Sorry but just exercising won’t make you lose weight. You need portion control when you eat to reach your goal. I’m not saying don’t do physical activity. In fact you should workout to help you maintain a healthy weight. What you eat doesn’t give you muscle definition and aerobic capacity that only working out does. If you don’t workout and just diet, you may boost your risk of disease. Put the two together IE. Diet and Exercise, and it’s a force to be reckoned with. A powerful combo that is bound to help you reach your goals.
Nothing beats a great exercise routine and combine good nutrition with that and your heart and lungs will be fitter, and your bones and muscles stronger. It also lowers your risk for everything from diabetes and cancer to plus-size, elastic-waist pants.
It’s not just leafy greens you need in your life.

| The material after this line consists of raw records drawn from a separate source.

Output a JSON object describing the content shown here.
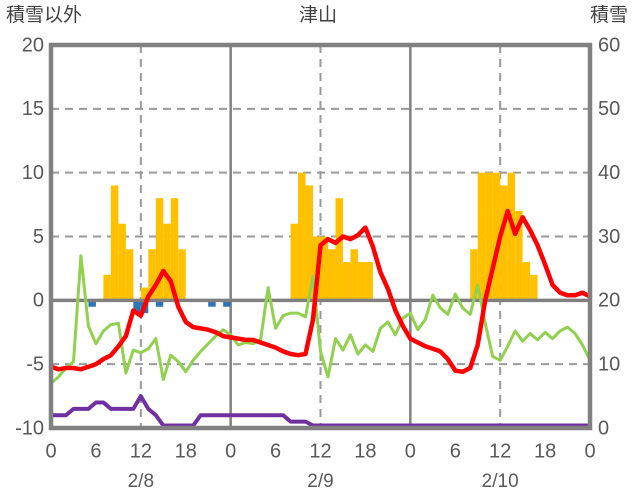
{
  "header": {
    "left_axis_title": "積雪以外",
    "chart_title": "津山",
    "right_axis_title": "積雪"
  },
  "axes": {
    "left_ticks": [
      "20",
      "15",
      "10",
      "5",
      "0",
      "-5",
      "-10"
    ],
    "left_tick_values": [
      20,
      15,
      10,
      5,
      0,
      -5,
      -10
    ],
    "right_ticks": [
      "60",
      "50",
      "40",
      "30",
      "20",
      "10",
      "0"
    ],
    "hour_tick_hours": [
      0,
      6,
      12,
      18,
      24,
      30,
      36,
      42,
      48,
      54,
      60,
      66,
      72
    ],
    "hour_tick_labels": [
      "0",
      "6",
      "12",
      "18",
      "0",
      "6",
      "12",
      "18",
      "0",
      "6",
      "12",
      "18",
      "0"
    ],
    "day_labels": [
      {
        "label": "2/8",
        "hour": 12
      },
      {
        "label": "2/9",
        "hour": 36
      },
      {
        "label": "2/10",
        "hour": 60
      }
    ]
  },
  "colors": {
    "border": "#808080",
    "grid_dashed": "#9a9a9a",
    "zero_line": "#808080",
    "orange_bars": "#FFC000",
    "blue_bars": "#2E75B6",
    "red_line": "#FF0000",
    "green_line": "#92D050",
    "purple_line": "#7030A0",
    "tick_text": "#595959",
    "title_text": "#3f3f3f"
  },
  "chart_data": {
    "type": "bar",
    "subtype": "combo bar+line, dual axis",
    "title": "津山",
    "x_axis": "hours 0-24 over three days",
    "days": [
      "2/8",
      "2/9",
      "2/10"
    ],
    "left_axis": {
      "label": "積雪以外",
      "range": [
        -10,
        20
      ],
      "dashed_gridlines": [
        15,
        10,
        5,
        -5
      ],
      "solid_zero_line": 0
    },
    "right_axis": {
      "label": "積雪",
      "range": [
        0,
        60
      ]
    },
    "vertical_gridlines": {
      "dashed_at_hours": [
        12,
        36,
        60
      ],
      "solid_at_hours": [
        24,
        48
      ]
    },
    "series": [
      {
        "name": "orange_bars",
        "type": "bar",
        "axis": "left",
        "color": "#FFC000",
        "values": [
          0,
          0,
          0,
          0,
          0,
          0,
          0,
          2,
          9,
          6,
          4,
          0,
          1,
          4,
          8,
          6,
          8,
          4,
          0,
          0,
          0,
          0,
          0,
          0,
          0,
          0,
          0,
          0,
          0,
          0,
          0,
          0,
          6,
          10,
          9,
          5,
          5,
          4,
          8,
          3,
          4,
          3,
          3,
          0,
          0,
          0,
          0,
          0,
          0,
          0,
          0,
          0,
          0,
          0,
          0,
          0,
          4,
          10,
          10,
          10,
          9,
          10,
          7,
          3,
          2,
          0,
          0,
          0,
          0,
          0,
          0,
          0
        ]
      },
      {
        "name": "blue_bars",
        "type": "bar",
        "axis": "left",
        "direction": "down",
        "color": "#2E75B6",
        "values": [
          0,
          0,
          0,
          0,
          0,
          0.5,
          0,
          0,
          0,
          0,
          0,
          1,
          1,
          0,
          0.5,
          0,
          0,
          0,
          0,
          0,
          0,
          0.5,
          0,
          0.5,
          0,
          0,
          0,
          0,
          0,
          0,
          0,
          0,
          0,
          0,
          0,
          0,
          0,
          0,
          0,
          0,
          0,
          0,
          0,
          0,
          0,
          0,
          0,
          0,
          0,
          0,
          0,
          0,
          0,
          0,
          0,
          0,
          0,
          0,
          0,
          0,
          0,
          0,
          0,
          0,
          0,
          0,
          0,
          0,
          0,
          0,
          0,
          0
        ]
      },
      {
        "name": "red_line",
        "type": "line",
        "axis": "left",
        "color": "#FF0000",
        "values": [
          -5.2,
          -5.4,
          -5.3,
          -5.3,
          -5.4,
          -5.2,
          -5.0,
          -4.6,
          -4.3,
          -3.6,
          -2.8,
          -0.8,
          -1.2,
          0.3,
          1.2,
          2.3,
          1.5,
          -0.5,
          -1.7,
          -2.1,
          -2.2,
          -2.3,
          -2.5,
          -2.8,
          -2.9,
          -3.0,
          -3.1,
          -3.1,
          -3.3,
          -3.5,
          -3.7,
          -4.0,
          -4.2,
          -4.3,
          -4.2,
          -1.5,
          4.3,
          4.8,
          4.5,
          5.0,
          4.8,
          5.1,
          5.7,
          4.2,
          2.2,
          0.9,
          -0.8,
          -2.0,
          -3.0,
          -3.3,
          -3.6,
          -3.8,
          -4.0,
          -4.6,
          -5.5,
          -5.6,
          -5.3,
          -3.5,
          0.0,
          2.5,
          5.0,
          7.0,
          5.2,
          6.5,
          5.5,
          4.3,
          2.8,
          1.2,
          0.6,
          0.4,
          0.4,
          0.6,
          0.3
        ]
      },
      {
        "name": "green_line",
        "type": "line",
        "axis": "left",
        "color": "#92D050",
        "values": [
          -6.5,
          -6.0,
          -5.3,
          -4.8,
          3.5,
          -2.0,
          -3.4,
          -2.4,
          -1.9,
          -1.8,
          -5.7,
          -3.9,
          -4.1,
          -3.8,
          -3.0,
          -6.2,
          -4.3,
          -4.8,
          -5.6,
          -4.7,
          -4.0,
          -3.4,
          -2.8,
          -2.3,
          -2.7,
          -3.5,
          -3.3,
          -3.4,
          -3.1,
          1.0,
          -2.2,
          -1.2,
          -1.0,
          -1.0,
          -1.3,
          1.9,
          -4.0,
          -6.0,
          -3.0,
          -3.9,
          -2.7,
          -4.2,
          -3.5,
          -4.0,
          -2.2,
          -1.7,
          -2.7,
          -1.4,
          -1.0,
          -2.3,
          -1.5,
          0.4,
          -0.6,
          -1.1,
          0.5,
          -0.6,
          -1.1,
          1.2,
          -1.8,
          -4.4,
          -4.7,
          -3.6,
          -2.4,
          -3.2,
          -2.6,
          -3.1,
          -2.5,
          -3.0,
          -2.4,
          -2.1,
          -2.6,
          -3.5,
          -4.7
        ]
      },
      {
        "name": "purple_line_snow_depth",
        "type": "line",
        "axis": "right",
        "unit": "cm",
        "color": "#7030A0",
        "values": [
          2,
          2,
          2,
          3,
          3,
          3,
          4,
          4,
          3,
          3,
          3,
          3,
          5,
          3,
          2,
          0,
          0,
          0,
          0,
          0,
          2,
          2,
          2,
          2,
          2,
          2,
          2,
          2,
          2,
          2,
          2,
          2,
          1,
          1,
          1,
          0,
          0,
          0,
          0,
          0,
          0,
          0,
          0,
          0,
          0,
          0,
          0,
          0,
          0,
          0,
          0,
          0,
          0,
          0,
          0,
          0,
          0,
          0,
          0,
          0,
          0,
          0,
          0,
          0,
          0,
          0,
          0,
          0,
          0,
          0,
          0,
          0,
          0
        ]
      }
    ]
  }
}
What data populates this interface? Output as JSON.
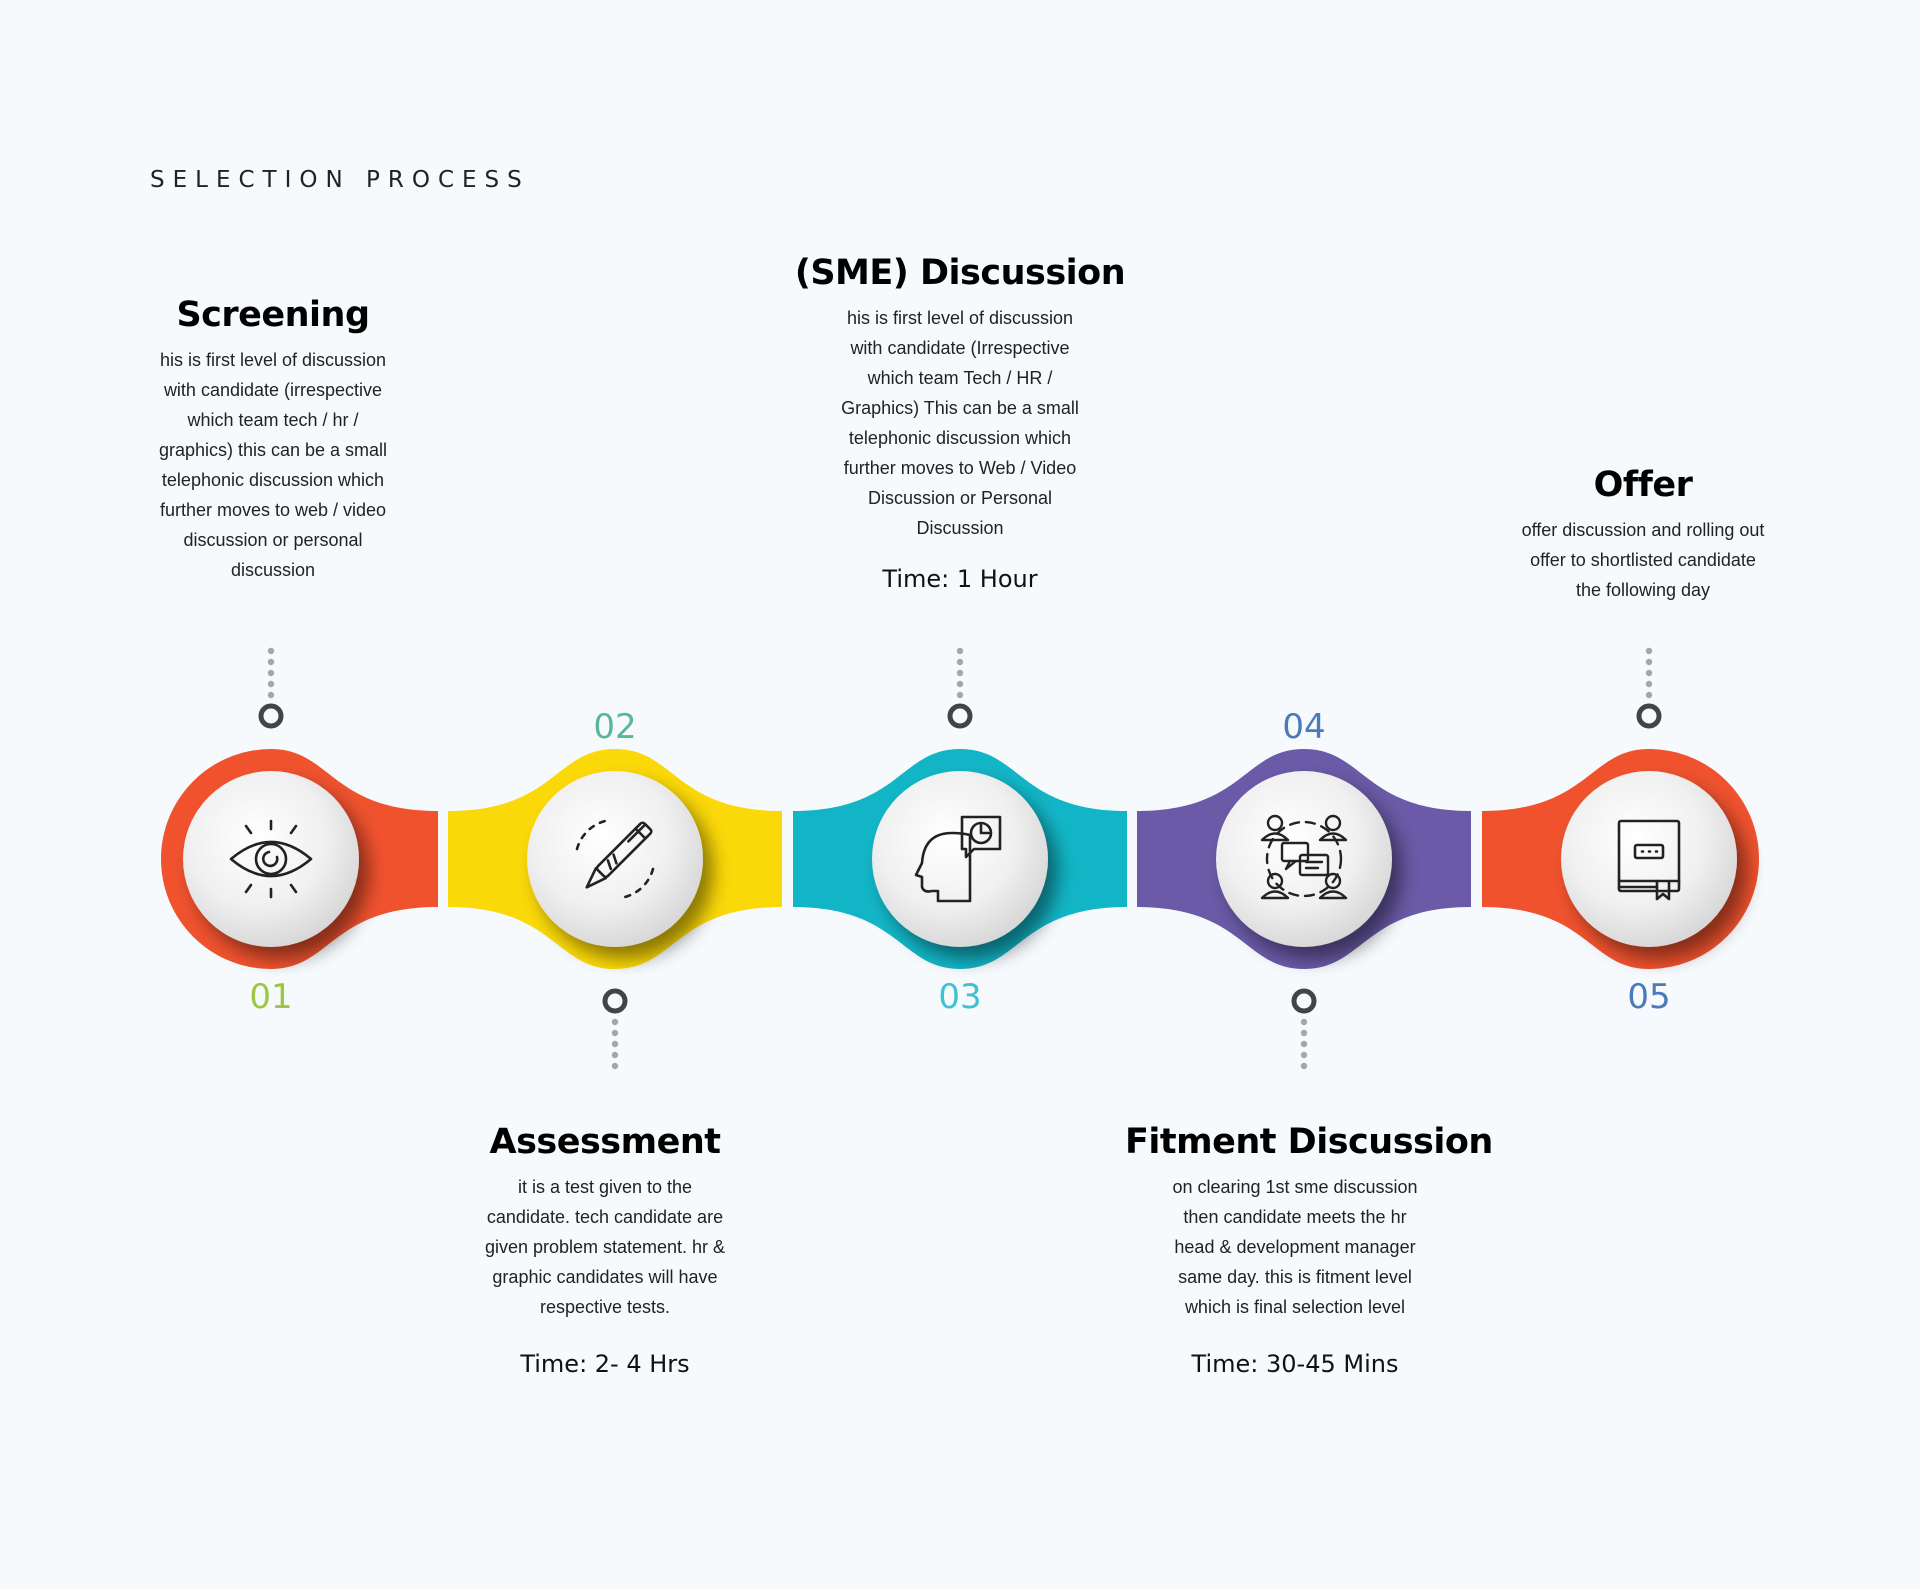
{
  "page": {
    "title": "SELECTION PROCESS"
  },
  "steps": [
    {
      "number": "01",
      "title": "Screening",
      "description": "his is first level of discussion with candidate (irrespective which team tech / hr / graphics) this can be a small telephonic discussion which further moves to web / video discussion or personal discussion",
      "time": "",
      "color": "#f0522e",
      "number_color": "#9cc841",
      "icon": "eye-icon"
    },
    {
      "number": "02",
      "title": "Assessment",
      "description": "it is a test given to the candidate. tech candidate are given problem statement. hr & graphic candidates will have respective tests.",
      "time": "Time: 2- 4 Hrs",
      "color": "#fbd808",
      "number_color": "#58b79a",
      "icon": "pen-icon"
    },
    {
      "number": "03",
      "title": "(SME) Discussion",
      "description": "his is first level of discussion with candidate (Irrespective which team Tech / HR / Graphics) This can be a small telephonic discussion which further moves to Web / Video Discussion or Personal Discussion",
      "time": "Time: 1 Hour",
      "color": "#12b5c6",
      "number_color": "#3fc1cf",
      "icon": "head-chart-icon"
    },
    {
      "number": "04",
      "title": "Fitment Discussion",
      "description": "on clearing 1st sme discussion then candidate meets the hr head & development manager same day. this is fitment level which is final selection level",
      "time": "Time: 30-45 Mins",
      "color": "#6a5aa7",
      "number_color": "#4a7ab7",
      "icon": "team-discussion-icon"
    },
    {
      "number": "05",
      "title": "Offer",
      "description": "offer discussion and rolling out offer to shortlisted candidate the following day",
      "time": "",
      "color": "#f0522e",
      "number_color": "#4a7ab7",
      "icon": "book-icon"
    }
  ]
}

Here is what else you need:
Protein: Strength-training with resistance bands, dumbbells, and hand weights, those fancy machines at the gym, or even moves that use your own body weight -- is necessary to maintain and build muscle, as is eating enough protein. What is a great protein source? Choose Nuts, whole grains, fish, skinless chicken, beans, low-fat or nonfat dairy, and egg whites. Try to eat protein within an hour of doing resistance exercise.
Good fats: Wanna be awesome at Sudoku? Well working out regularly is one way to keep your brain sharp. Moving not only encourages the growth of new cells in your noggin, it also nudges these cells to form new connections. Add great fats such as olive oil, canola oil, walnuts, avocados, salmon, and trout, to a pre- or post-exercise diet and you mind will help you stay forever young.